Evaluate $\sum_{n = 1}^{99} \frac{2}{\sqrt{n} + \sqrt{n + 2}}.$
Listing out a few terms and simplifying the denominators gets me $$-1+\sqrt{3}+2-\sqrt{2}-\sqrt{3}+\sqrt{5}\cdots-\sqrt{97}+3\sqrt{11}-7\sqrt{2}+10-3\sqrt{11}+\sqrt{101}.$$
A lot of these terms cancel, and I think that the first and last terms will be left.

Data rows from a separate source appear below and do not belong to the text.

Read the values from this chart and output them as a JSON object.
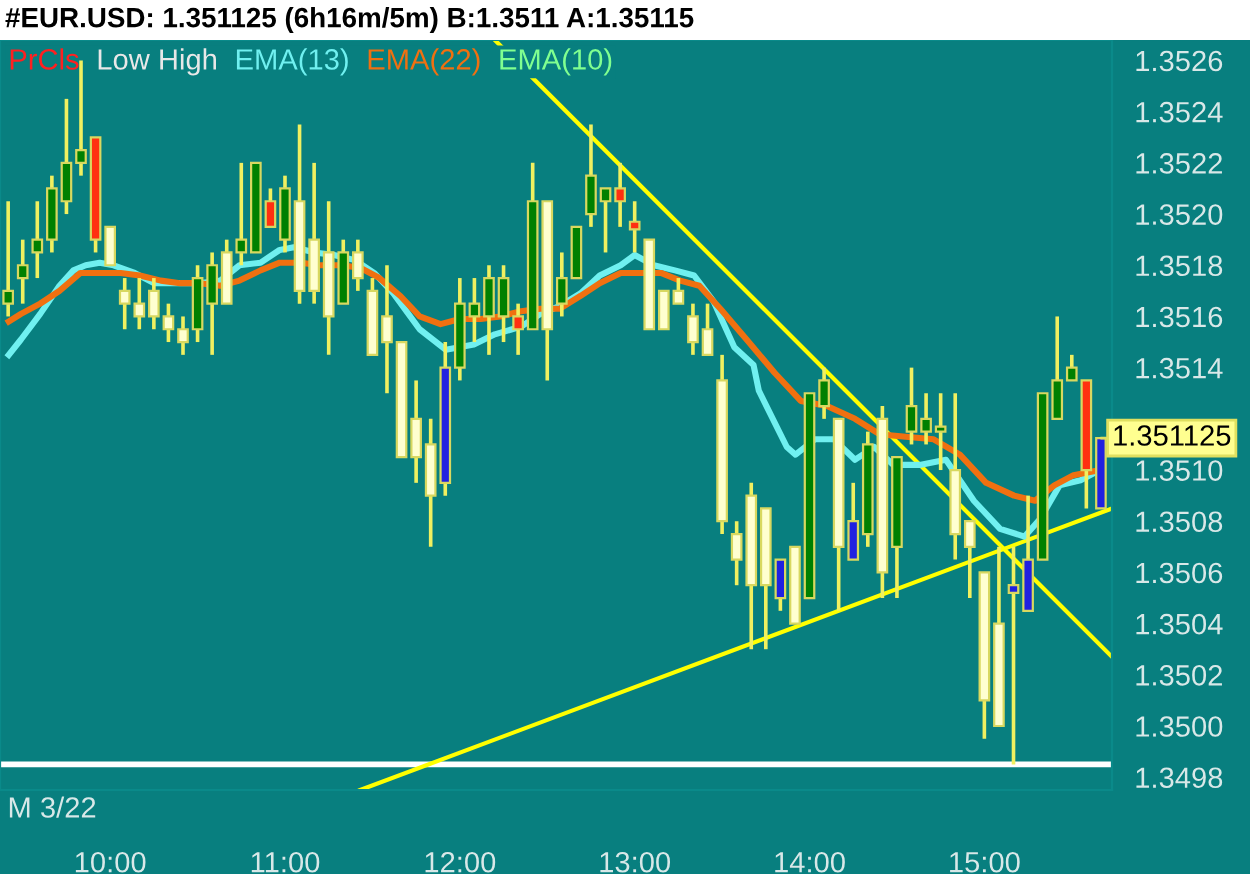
{
  "chart_data": {
    "type": "candlestick",
    "title": "#EUR.USD: 1.351125 (6h16m/5m) B:1.3511 A:1.35115",
    "x": [
      9.4167,
      9.5,
      9.5833,
      9.6667,
      9.75,
      9.8333,
      9.9167,
      10.0,
      10.0833,
      10.1667,
      10.25,
      10.3333,
      10.4167,
      10.5,
      10.5833,
      10.6667,
      10.75,
      10.8333,
      10.9167,
      11.0,
      11.0833,
      11.1667,
      11.25,
      11.3333,
      11.4167,
      11.5,
      11.5833,
      11.6667,
      11.75,
      11.8333,
      11.9167,
      12.0,
      12.0833,
      12.1667,
      12.25,
      12.3333,
      12.4167,
      12.5,
      12.5833,
      12.6667,
      12.75,
      12.8333,
      12.9167,
      13.0,
      13.0833,
      13.1667,
      13.25,
      13.3333,
      13.4167,
      13.5,
      13.5833,
      13.6667,
      13.75,
      13.8333,
      13.9167,
      14.0,
      14.0833,
      14.1667,
      14.25,
      14.3333,
      14.4167,
      14.5,
      14.5833,
      14.6667,
      14.75,
      14.8333,
      14.9167,
      15.0,
      15.0833,
      15.1667,
      15.25,
      15.3333,
      15.4167,
      15.5,
      15.5833,
      15.6667
    ],
    "ohlc": [
      [
        1.35165,
        1.35205,
        1.3516,
        1.3517
      ],
      [
        1.35175,
        1.3519,
        1.35165,
        1.3518
      ],
      [
        1.35185,
        1.35205,
        1.35175,
        1.3519
      ],
      [
        1.3519,
        1.35215,
        1.35185,
        1.3521
      ],
      [
        1.35205,
        1.35245,
        1.352,
        1.3522
      ],
      [
        1.3522,
        1.3526,
        1.35215,
        1.35225
      ],
      [
        1.3523,
        1.3523,
        1.35185,
        1.3519
      ],
      [
        1.35195,
        1.35195,
        1.3518,
        1.3518
      ],
      [
        1.3517,
        1.35175,
        1.35155,
        1.35165
      ],
      [
        1.35165,
        1.35175,
        1.35155,
        1.3516
      ],
      [
        1.3517,
        1.35175,
        1.35155,
        1.3516
      ],
      [
        1.3516,
        1.35165,
        1.3515,
        1.35155
      ],
      [
        1.35155,
        1.3516,
        1.35145,
        1.3515
      ],
      [
        1.35155,
        1.3518,
        1.3515,
        1.35175
      ],
      [
        1.35165,
        1.35185,
        1.35145,
        1.3518
      ],
      [
        1.35185,
        1.3519,
        1.35165,
        1.35165
      ],
      [
        1.35185,
        1.3522,
        1.3518,
        1.3519
      ],
      [
        1.35185,
        1.3522,
        1.35185,
        1.3522
      ],
      [
        1.35205,
        1.3521,
        1.35195,
        1.35195
      ],
      [
        1.3519,
        1.35215,
        1.35185,
        1.3521
      ],
      [
        1.35205,
        1.35235,
        1.35165,
        1.3517
      ],
      [
        1.3519,
        1.3522,
        1.35165,
        1.3517
      ],
      [
        1.35185,
        1.35205,
        1.35145,
        1.3516
      ],
      [
        1.35165,
        1.3519,
        1.35165,
        1.35185
      ],
      [
        1.35185,
        1.3519,
        1.3517,
        1.35175
      ],
      [
        1.3517,
        1.35175,
        1.35145,
        1.35145
      ],
      [
        1.3516,
        1.3518,
        1.3513,
        1.3515
      ],
      [
        1.3515,
        1.3515,
        1.35105,
        1.35105
      ],
      [
        1.3512,
        1.35135,
        1.35095,
        1.35105
      ],
      [
        1.3511,
        1.3512,
        1.3507,
        1.3509
      ],
      [
        1.35095,
        1.3515,
        1.3509,
        1.3514
      ],
      [
        1.3514,
        1.35175,
        1.35135,
        1.35165
      ],
      [
        1.3516,
        1.35175,
        1.3515,
        1.35165
      ],
      [
        1.3516,
        1.3518,
        1.35145,
        1.35175
      ],
      [
        1.3516,
        1.3518,
        1.3515,
        1.35175
      ],
      [
        1.3516,
        1.35165,
        1.35145,
        1.35155
      ],
      [
        1.35155,
        1.3522,
        1.35155,
        1.35205
      ],
      [
        1.35205,
        1.35205,
        1.35135,
        1.35155
      ],
      [
        1.35165,
        1.35185,
        1.3516,
        1.35175
      ],
      [
        1.35175,
        1.35195,
        1.35175,
        1.35195
      ],
      [
        1.352,
        1.35235,
        1.35195,
        1.35215
      ],
      [
        1.35205,
        1.3521,
        1.35185,
        1.3521
      ],
      [
        1.3521,
        1.3522,
        1.35195,
        1.35205
      ],
      [
        1.35197,
        1.35205,
        1.35185,
        1.35194
      ],
      [
        1.3519,
        1.3519,
        1.35155,
        1.35155
      ],
      [
        1.3517,
        1.3517,
        1.35155,
        1.35155
      ],
      [
        1.3517,
        1.35175,
        1.35165,
        1.35165
      ],
      [
        1.3516,
        1.35165,
        1.35145,
        1.3515
      ],
      [
        1.35155,
        1.35165,
        1.35145,
        1.35145
      ],
      [
        1.35135,
        1.35145,
        1.35075,
        1.3508
      ],
      [
        1.35075,
        1.3508,
        1.35055,
        1.35065
      ],
      [
        1.3509,
        1.35095,
        1.3503,
        1.35055
      ],
      [
        1.35085,
        1.35085,
        1.3503,
        1.35055
      ],
      [
        1.3505,
        1.35065,
        1.35045,
        1.35065
      ],
      [
        1.3507,
        1.3507,
        1.3504,
        1.3504
      ],
      [
        1.3505,
        1.3513,
        1.3505,
        1.3513
      ],
      [
        1.35125,
        1.3514,
        1.3512,
        1.35135
      ],
      [
        1.3512,
        1.3512,
        1.35045,
        1.3507
      ],
      [
        1.35065,
        1.35095,
        1.35065,
        1.3508
      ],
      [
        1.35075,
        1.35115,
        1.3507,
        1.3511
      ],
      [
        1.3512,
        1.35125,
        1.3505,
        1.3506
      ],
      [
        1.3507,
        1.35105,
        1.3505,
        1.35105
      ],
      [
        1.35115,
        1.3514,
        1.3511,
        1.35125
      ],
      [
        1.35115,
        1.3513,
        1.3511,
        1.3512
      ],
      [
        1.35115,
        1.3513,
        1.351,
        1.35117
      ],
      [
        1.351,
        1.3513,
        1.35065,
        1.35075
      ],
      [
        1.3508,
        1.3508,
        1.3505,
        1.3507
      ],
      [
        1.3506,
        1.3506,
        1.34995,
        1.3501
      ],
      [
        1.3504,
        1.3507,
        1.35,
        1.35
      ],
      [
        1.35052,
        1.3507,
        1.34985,
        1.35055
      ],
      [
        1.35045,
        1.3509,
        1.35045,
        1.35065
      ],
      [
        1.35065,
        1.3513,
        1.35065,
        1.3513
      ],
      [
        1.3512,
        1.3516,
        1.3512,
        1.35135
      ],
      [
        1.35135,
        1.35145,
        1.35135,
        1.3514
      ],
      [
        1.35135,
        1.35135,
        1.35085,
        1.351
      ],
      [
        1.35085,
        1.351125,
        1.35085,
        1.351125
      ]
    ],
    "colors": [
      "#008000",
      "#008000",
      "#008000",
      "#008000",
      "#008000",
      "#008000",
      "#ff3010",
      "#ffffd0",
      "#ffffd0",
      "#ffffd0",
      "#ffffd0",
      "#ffffd0",
      "#ffffd0",
      "#008000",
      "#008000",
      "#ffffd0",
      "#008000",
      "#008000",
      "#ff3010",
      "#008000",
      "#ffffd0",
      "#ffffd0",
      "#ffffd0",
      "#008000",
      "#ffffd0",
      "#ffffd0",
      "#ffffd0",
      "#ffffd0",
      "#ffffd0",
      "#ffffd0",
      "#2020e0",
      "#008000",
      "#008000",
      "#008000",
      "#008000",
      "#ff3010",
      "#008000",
      "#ffffd0",
      "#008000",
      "#008000",
      "#008000",
      "#008000",
      "#ff3010",
      "#ff3010",
      "#ffffd0",
      "#ffffd0",
      "#ffffd0",
      "#ffffd0",
      "#ffffd0",
      "#ffffd0",
      "#ffffd0",
      "#ffffd0",
      "#ffffd0",
      "#2020e0",
      "#ffffd0",
      "#008000",
      "#008000",
      "#ffffd0",
      "#2020e0",
      "#008000",
      "#ffffd0",
      "#008000",
      "#008000",
      "#008000",
      "#008000",
      "#ffffd0",
      "#ffffd0",
      "#ffffd0",
      "#ffffd0",
      "#2020e0",
      "#2020e0",
      "#008000",
      "#008000",
      "#008000",
      "#ff3010",
      "#2020e0"
    ],
    "series": [
      {
        "type": "line",
        "name": "EMA(13)",
        "color": "#70f0f0",
        "x": [
          9.42,
          9.49,
          9.6,
          9.71,
          9.79,
          9.86,
          9.94,
          10.02,
          10.14,
          10.25,
          10.4,
          10.51,
          10.63,
          10.74,
          10.86,
          10.97,
          11.05,
          11.17,
          11.28,
          11.4,
          11.51,
          11.62,
          11.77,
          11.92,
          12.08,
          12.2,
          12.35,
          12.46,
          12.57,
          12.69,
          12.8,
          12.92,
          13.0,
          13.11,
          13.23,
          13.34,
          13.45,
          13.57,
          13.68,
          13.71,
          13.87,
          13.92,
          14.03,
          14.14,
          14.26,
          14.37,
          14.48,
          14.63,
          14.78,
          14.94,
          15.09,
          15.23,
          15.32,
          15.43,
          15.55,
          15.66
        ],
        "values": [
          1.35145,
          1.35151,
          1.35161,
          1.35172,
          1.35178,
          1.3518,
          1.35181,
          1.3518,
          1.35177,
          1.35173,
          1.35173,
          1.35173,
          1.35174,
          1.3518,
          1.35181,
          1.35186,
          1.35187,
          1.35185,
          1.35184,
          1.35182,
          1.35177,
          1.35169,
          1.35155,
          1.35147,
          1.35149,
          1.35153,
          1.35156,
          1.35161,
          1.35164,
          1.35169,
          1.35176,
          1.3518,
          1.35184,
          1.3518,
          1.35178,
          1.35176,
          1.35166,
          1.35148,
          1.35141,
          1.35131,
          1.35109,
          1.35106,
          1.35112,
          1.35112,
          1.35104,
          1.35109,
          1.35102,
          1.35102,
          1.35104,
          1.35088,
          1.35077,
          1.35074,
          1.35081,
          1.35094,
          1.35096,
          1.351
        ]
      },
      {
        "type": "line",
        "name": "EMA(22)",
        "color": "#f07010",
        "x": [
          9.42,
          9.49,
          9.6,
          9.71,
          9.83,
          9.94,
          10.06,
          10.17,
          10.29,
          10.4,
          10.51,
          10.63,
          10.74,
          10.86,
          10.97,
          11.09,
          11.2,
          11.32,
          11.43,
          11.54,
          11.66,
          11.77,
          11.89,
          12.0,
          12.12,
          12.23,
          12.35,
          12.46,
          12.57,
          12.69,
          12.8,
          12.92,
          13.03,
          13.15,
          13.26,
          13.37,
          13.49,
          13.64,
          13.8,
          13.95,
          14.1,
          14.26,
          14.4,
          14.55,
          14.71,
          14.86,
          15.01,
          15.17,
          15.29,
          15.4,
          15.51,
          15.66
        ],
        "values": [
          1.35158,
          1.35161,
          1.35165,
          1.3517,
          1.35177,
          1.35177,
          1.35177,
          1.35176,
          1.35174,
          1.35173,
          1.35173,
          1.35172,
          1.35174,
          1.35178,
          1.35181,
          1.35181,
          1.3518,
          1.3518,
          1.35179,
          1.35175,
          1.35168,
          1.3516,
          1.35157,
          1.35159,
          1.35159,
          1.3516,
          1.35162,
          1.35163,
          1.35163,
          1.35168,
          1.35173,
          1.35177,
          1.35177,
          1.35177,
          1.35174,
          1.35172,
          1.35163,
          1.35151,
          1.35138,
          1.35127,
          1.35125,
          1.3512,
          1.35114,
          1.35113,
          1.35112,
          1.35106,
          1.35095,
          1.3509,
          1.35088,
          1.35094,
          1.35098,
          1.351
        ]
      },
      {
        "type": "line",
        "color": "#ffff00",
        "x": [
          12.2,
          15.73
        ],
        "values": [
          1.35268,
          1.35027
        ]
      },
      {
        "type": "line",
        "color": "#ffff00",
        "x": [
          11.43,
          15.73
        ],
        "values": [
          1.34975,
          1.35085
        ]
      }
    ],
    "ref_lines": [
      {
        "axis": "y",
        "value": 1.34985,
        "color": "#ffffff"
      }
    ],
    "annotations": [
      "PrCls",
      "Low High",
      "EMA(10)",
      "M 3/22",
      {
        "text": "1.351125",
        "x": 15.6667,
        "y": 1.351125
      }
    ],
    "legend": "top left",
    "xlim": [
      9.37,
      15.73
    ],
    "xticks": [
      {
        "value": 10,
        "label": "10:00"
      },
      {
        "value": 11,
        "label": "11:00"
      },
      {
        "value": 12,
        "label": "12:00"
      },
      {
        "value": 13,
        "label": "13:00"
      },
      {
        "value": 14,
        "label": "14:00"
      },
      {
        "value": 15,
        "label": "15:00"
      }
    ],
    "ylim": [
      1.34975,
      1.35268
    ],
    "yticks": [
      1.3498,
      {
        "value": 1.35,
        "label": "1.3500"
      },
      1.3502,
      1.3504,
      1.3506,
      1.3508,
      {
        "value": 1.351,
        "label": "1.3510"
      },
      1.3514,
      1.3516,
      1.3518,
      {
        "value": 1.352,
        "label": "1.3520"
      },
      1.3522,
      1.3524,
      1.3526
    ],
    "grid": false
  }
}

I feel like I'm close, but missing something.
On
HINT:
Note that we have
$$\frac1{\sqrt n+\sqrt{n+2}}=\frac{\sqrt{n+2}-\sqrt n}{2}$$
Now telescope.
On
Let $ m \in\mathbb{N}^{*} : $
\begin{aligned}\sum_{n=1}^{m}{\frac{2}{\sqrt{n}+\sqrt{n+2}}}&=\sum_{n=1}^{m}{\left(\sqrt{n+2}-\sqrt{n}\right)}\\ &=\sum_{n=1}^{m}{\left(\sqrt{n+2}-\sqrt{n+1}\right)}+\sum_{n=1}^{m}{\left(\sqrt{n+1}-\sqrt{n}\right)}\\ \sum_{n=1}^{m}{\frac{2}{\sqrt{n}+\sqrt{n+2}}}&=\sqrt{m+2}-\sqrt{2}+\sqrt{m+1}-1\end{aligned}
We can rewrite the sum as:
$$\sum_{n=1}^{99} \frac{2}{\sqrt{n} + \sqrt{n+2}}\frac{\sqrt{n+2} - \sqrt{n}}{\sqrt{n+2} - \sqrt{n}}= \sum_{n=1}^{99} \sqrt{n+2} - \sqrt{n}$$
It's a telescopic sum, where most of the terms are cancelled.
We can expand it:
$$\sum_{n=1}^{99} \sqrt{n+2} - \sqrt{n}= (\sqrt{3}-\sqrt{1})+(\sqrt{4}-\sqrt{2})+(\sqrt{5}-\sqrt{3})+\dots+(\sqrt{101}-\sqrt{99})=\sqrt{100}+\sqrt{101}-\sqrt{1}-\sqrt{2}$$